書道教室を始めるとき、決めておかなければならないことのひとつに
「生徒さんのお稽古の回数」があります。
書道教室というと、昔から
「週1回、月4回くらい通うもの」というイメージがあるかもしれません。
でも実際に教室を運営する上で、そのペースでお稽古を開催するのは
スケジュール的に大変なこともあります。
回数は何回がいいのか。
決まった正解があるわけではありません。
そして、教室の方針に関わる大切な部分なので、どうしたらいいのか迷うところでもあります。

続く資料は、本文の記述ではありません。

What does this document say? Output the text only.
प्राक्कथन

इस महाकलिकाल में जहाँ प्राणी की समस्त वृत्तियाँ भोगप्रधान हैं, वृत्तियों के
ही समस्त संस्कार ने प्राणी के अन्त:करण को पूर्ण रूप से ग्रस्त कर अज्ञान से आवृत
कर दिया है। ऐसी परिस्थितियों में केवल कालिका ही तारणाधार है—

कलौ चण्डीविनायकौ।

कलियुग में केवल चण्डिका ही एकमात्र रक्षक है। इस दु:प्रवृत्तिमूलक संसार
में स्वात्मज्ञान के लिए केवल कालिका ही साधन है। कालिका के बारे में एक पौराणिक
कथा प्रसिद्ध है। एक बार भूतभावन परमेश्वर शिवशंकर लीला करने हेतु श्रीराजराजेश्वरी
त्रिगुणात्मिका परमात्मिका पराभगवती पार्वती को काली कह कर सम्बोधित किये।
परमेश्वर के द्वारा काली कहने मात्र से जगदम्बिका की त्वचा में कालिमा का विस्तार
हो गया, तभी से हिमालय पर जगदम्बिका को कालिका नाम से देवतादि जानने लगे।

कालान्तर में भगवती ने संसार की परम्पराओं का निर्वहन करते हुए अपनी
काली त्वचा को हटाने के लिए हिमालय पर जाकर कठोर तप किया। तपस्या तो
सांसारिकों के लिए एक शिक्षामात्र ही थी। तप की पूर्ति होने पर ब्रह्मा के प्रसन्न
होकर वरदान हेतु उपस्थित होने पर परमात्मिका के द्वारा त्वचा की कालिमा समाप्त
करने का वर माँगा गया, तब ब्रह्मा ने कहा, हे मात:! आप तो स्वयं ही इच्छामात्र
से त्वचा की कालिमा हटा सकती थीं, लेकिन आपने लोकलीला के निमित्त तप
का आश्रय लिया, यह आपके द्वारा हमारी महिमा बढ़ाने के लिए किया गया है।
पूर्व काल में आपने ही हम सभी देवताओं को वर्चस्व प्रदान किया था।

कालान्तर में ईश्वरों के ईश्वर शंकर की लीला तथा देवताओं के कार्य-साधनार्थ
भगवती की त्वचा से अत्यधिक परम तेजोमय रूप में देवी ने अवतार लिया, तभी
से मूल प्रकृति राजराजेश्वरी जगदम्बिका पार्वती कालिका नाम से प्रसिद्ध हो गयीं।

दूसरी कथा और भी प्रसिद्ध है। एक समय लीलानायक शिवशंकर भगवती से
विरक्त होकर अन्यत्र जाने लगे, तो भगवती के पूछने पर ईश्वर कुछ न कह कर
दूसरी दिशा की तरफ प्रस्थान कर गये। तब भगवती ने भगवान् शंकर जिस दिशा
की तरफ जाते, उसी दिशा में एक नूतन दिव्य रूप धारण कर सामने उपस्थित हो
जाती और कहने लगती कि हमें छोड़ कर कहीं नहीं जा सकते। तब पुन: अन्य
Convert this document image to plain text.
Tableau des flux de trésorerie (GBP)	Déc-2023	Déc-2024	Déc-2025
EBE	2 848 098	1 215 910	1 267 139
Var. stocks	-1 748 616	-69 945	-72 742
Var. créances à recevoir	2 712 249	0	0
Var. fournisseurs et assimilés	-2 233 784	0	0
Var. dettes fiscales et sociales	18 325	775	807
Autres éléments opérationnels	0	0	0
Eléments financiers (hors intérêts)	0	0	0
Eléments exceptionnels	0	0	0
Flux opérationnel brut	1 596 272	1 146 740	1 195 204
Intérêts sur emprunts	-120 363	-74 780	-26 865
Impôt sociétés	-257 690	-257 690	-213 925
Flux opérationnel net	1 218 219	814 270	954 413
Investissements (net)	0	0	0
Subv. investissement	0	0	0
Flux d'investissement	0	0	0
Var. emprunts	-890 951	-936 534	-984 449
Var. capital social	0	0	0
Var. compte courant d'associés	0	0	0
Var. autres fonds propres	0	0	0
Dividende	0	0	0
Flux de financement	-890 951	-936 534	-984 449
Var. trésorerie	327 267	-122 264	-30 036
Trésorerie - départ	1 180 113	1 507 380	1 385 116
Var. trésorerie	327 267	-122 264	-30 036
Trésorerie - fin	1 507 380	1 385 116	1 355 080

今日は、私が生徒さんのお稽古の回数をどう決めたのか、紹介してみたいと思います。
私の教室では、生徒さんのお稽古は「月1回」か「月2回」のどちらかを選んでもらっています。
これは他の書道教室と比べると、かなり少ない方だと思います。
私も始める前は、正直なところ
「月1回のお稽古で、ちゃんと上達させられるだろうか」という心配も少しありました。
でも実際に教室を始めてみると、その心配は必要ありませんでした。
月1回のお稽古でも、子どもたちはしっかり上達していきます。
むしろ月1回だからこそ、集中して取り組めるという子も多かったかもしれません。
この回数に決めたのは、教室を始める前の子育ての経験がきっかけでした。
子どもが幼稚園や小学生の頃、いくつか習い事に通わせていました。
私は、他の習い事や予定と重ならないようスケジュールを調整し、
毎回送迎をして、待っている間は下の兄弟の相手をして
そしてスイミングのあとは、水着やタオルの洗濯が待っていました。
それが兄弟二人、三人分となると、毎日目まぐるしいような忙しさでした。
そんな中で「習字をやらせたくても、月4回はとても通えない」と感じていて、
きっと私と同じように思っている保護者の方も多いのではないか、と思ったのです。
そこで、自分で教室を作るとき、生徒さんのお稽古は月1回か月2回という形にしました。
最近は、いくつか習い事をしている子が多く、毎週通うタイプの習い事はスケジュール的に難しい家庭も増えています。
実際に教室でも、同じ日に習い事を掛け持ちしている生徒さんも少なくありません。
そんな中で、月1回のお稽古は保護者の方から
「これなら通える」
という声をよくいただくようになりました。
今では、全体の半分以上の生徒さんが月1回のお稽古を選ばれています。
自分が保護者として感じていたことが、同じ立場の保護者のニーズとも自然に重なったのだと思います。
教室の基本の形を決めるとき、決まった正解がなく迷うこともあると思います。
そんなときこそ、ぜひ自分の経験を起点に考えてみてください。
そこにある思いが、結果的に自分の教室の特色にもつながるのではないかと感じています。
これからも、教室運営に役立つ記事や、実際に行っている工夫を少しずつ追加していきます。